Ya frenético, revoleó las almohadas, batió violentamente las sábanas, pero nada. Con los ojos inyectados de la furia, tomó el colchón, también de lana, color gris y con rayas blancas verticales, y lo sacudió con todas sus fuerzas. Era un espectáculo maravilloso, porque las olas comenzaban en su flácido torso y continuaban rítmicamente hacia el colchón, hasta que Eureka, apareció el control remoto, que se había encajado en una de las fisuras de la tela gris con rayas blancas horizontales.
El problema fue que, debido a la violencia del sacudón, el mágico aparatito salió despedido violentamente y golpeó contra la pared lateral, la que se opone a la ventana que da a un pasillo de un PH del año 20 y se destrozó en mil pedazos.
El hombre que quería ser intelectual pero se sentía perdido sin un aparato insignificante lloró. Lloró como nunca antes. Dejó correr las lágrimas por sus pómulos redondos durante varios minutos. Explotó en llanto por lo injusta que había sido la vida con él. Se lamentó por todo lo que había perdido en su vida.
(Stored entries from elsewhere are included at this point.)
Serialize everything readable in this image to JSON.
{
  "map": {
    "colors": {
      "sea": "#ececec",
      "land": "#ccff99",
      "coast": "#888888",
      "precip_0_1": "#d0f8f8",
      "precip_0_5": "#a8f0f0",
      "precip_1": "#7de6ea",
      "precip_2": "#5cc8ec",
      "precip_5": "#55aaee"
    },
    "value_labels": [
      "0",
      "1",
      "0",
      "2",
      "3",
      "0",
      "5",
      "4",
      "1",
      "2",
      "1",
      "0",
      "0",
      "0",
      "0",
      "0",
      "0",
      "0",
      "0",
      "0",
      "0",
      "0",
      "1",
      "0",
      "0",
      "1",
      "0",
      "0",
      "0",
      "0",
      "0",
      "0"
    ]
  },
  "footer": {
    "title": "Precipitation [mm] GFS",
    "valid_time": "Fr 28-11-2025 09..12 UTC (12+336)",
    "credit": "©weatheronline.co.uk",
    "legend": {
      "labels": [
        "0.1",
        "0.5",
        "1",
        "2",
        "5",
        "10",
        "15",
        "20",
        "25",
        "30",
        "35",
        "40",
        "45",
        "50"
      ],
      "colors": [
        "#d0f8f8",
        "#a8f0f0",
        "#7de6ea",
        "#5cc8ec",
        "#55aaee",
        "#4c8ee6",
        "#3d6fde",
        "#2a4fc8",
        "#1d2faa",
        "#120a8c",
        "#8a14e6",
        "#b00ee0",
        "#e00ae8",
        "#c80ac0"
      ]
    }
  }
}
Se lamentó por toda su vida, completita.
Y después de llorar, miró el infinito, que en este caso terminaba en la pared opuesta del pasillo, endureció sus músculos, meneó su abdomen relajado y se dijo :”no me va a ganar un control remoto”. Fue a la cocina, que estaba exactamente al lado y cumplía las funciones de cocina, comedor, living, lavadero y patio, tomó la escoba, esas de plástico bien baratas, la llevó de vuelta a su habitación, desenroscó el escobillón y lo tiró, se acostó nuevamente y, haciendo puntería, comenzó a cambiar de canal directamente sobre lo botones del conversor con el palo desnudo. Era un poco más difícil, porque uno no podía saltarse los números. Si quería ver el canal 44 y estaba en el cuatro, debía apretar el botoncito del más 39 veces. Y si quería regresar, debía repetir la operación pero sobre el botoncito del menos.
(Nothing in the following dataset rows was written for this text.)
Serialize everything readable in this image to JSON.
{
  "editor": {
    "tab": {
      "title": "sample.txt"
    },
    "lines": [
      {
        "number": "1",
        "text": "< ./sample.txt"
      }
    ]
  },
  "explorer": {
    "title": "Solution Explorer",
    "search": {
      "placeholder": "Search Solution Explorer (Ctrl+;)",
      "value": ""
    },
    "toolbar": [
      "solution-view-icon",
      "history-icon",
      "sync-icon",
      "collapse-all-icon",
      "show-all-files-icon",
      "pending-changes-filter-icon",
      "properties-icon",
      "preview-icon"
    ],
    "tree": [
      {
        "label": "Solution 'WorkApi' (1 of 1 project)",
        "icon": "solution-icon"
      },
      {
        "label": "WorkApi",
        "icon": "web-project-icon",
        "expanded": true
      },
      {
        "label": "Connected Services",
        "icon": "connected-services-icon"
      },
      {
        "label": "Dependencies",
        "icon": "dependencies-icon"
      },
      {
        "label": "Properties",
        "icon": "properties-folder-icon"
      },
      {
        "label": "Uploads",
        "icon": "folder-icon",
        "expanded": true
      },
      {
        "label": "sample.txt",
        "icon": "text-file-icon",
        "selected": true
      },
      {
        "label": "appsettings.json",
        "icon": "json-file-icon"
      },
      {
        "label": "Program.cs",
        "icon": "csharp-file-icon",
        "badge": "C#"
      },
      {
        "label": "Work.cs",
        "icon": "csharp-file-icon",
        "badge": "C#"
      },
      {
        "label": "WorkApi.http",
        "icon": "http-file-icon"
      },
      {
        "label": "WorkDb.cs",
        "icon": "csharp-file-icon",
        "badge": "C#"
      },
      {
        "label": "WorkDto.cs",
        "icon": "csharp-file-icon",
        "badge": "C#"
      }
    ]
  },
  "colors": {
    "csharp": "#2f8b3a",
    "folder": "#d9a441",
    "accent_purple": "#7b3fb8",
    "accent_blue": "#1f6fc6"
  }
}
Así pasó esa noche y las cinco siguientes, pues descubrió que las empresas tardan poco en vender un servicio pero mucho en repararlo.
Sin embargo, el hombre que quería ser intelectual pero era un verdadero pelotudo esbozaba una sonrisa cada vez que le embocaba con el palo de la escoba al botón del más: había superado un escollo. Era el hombre contra la máquina, el hombre contra la naturaleza, y había vencido el hombre. Por fin, en sus cuarenta años de vida, había cumplido con la profecía que a otros les lleva mucho menos.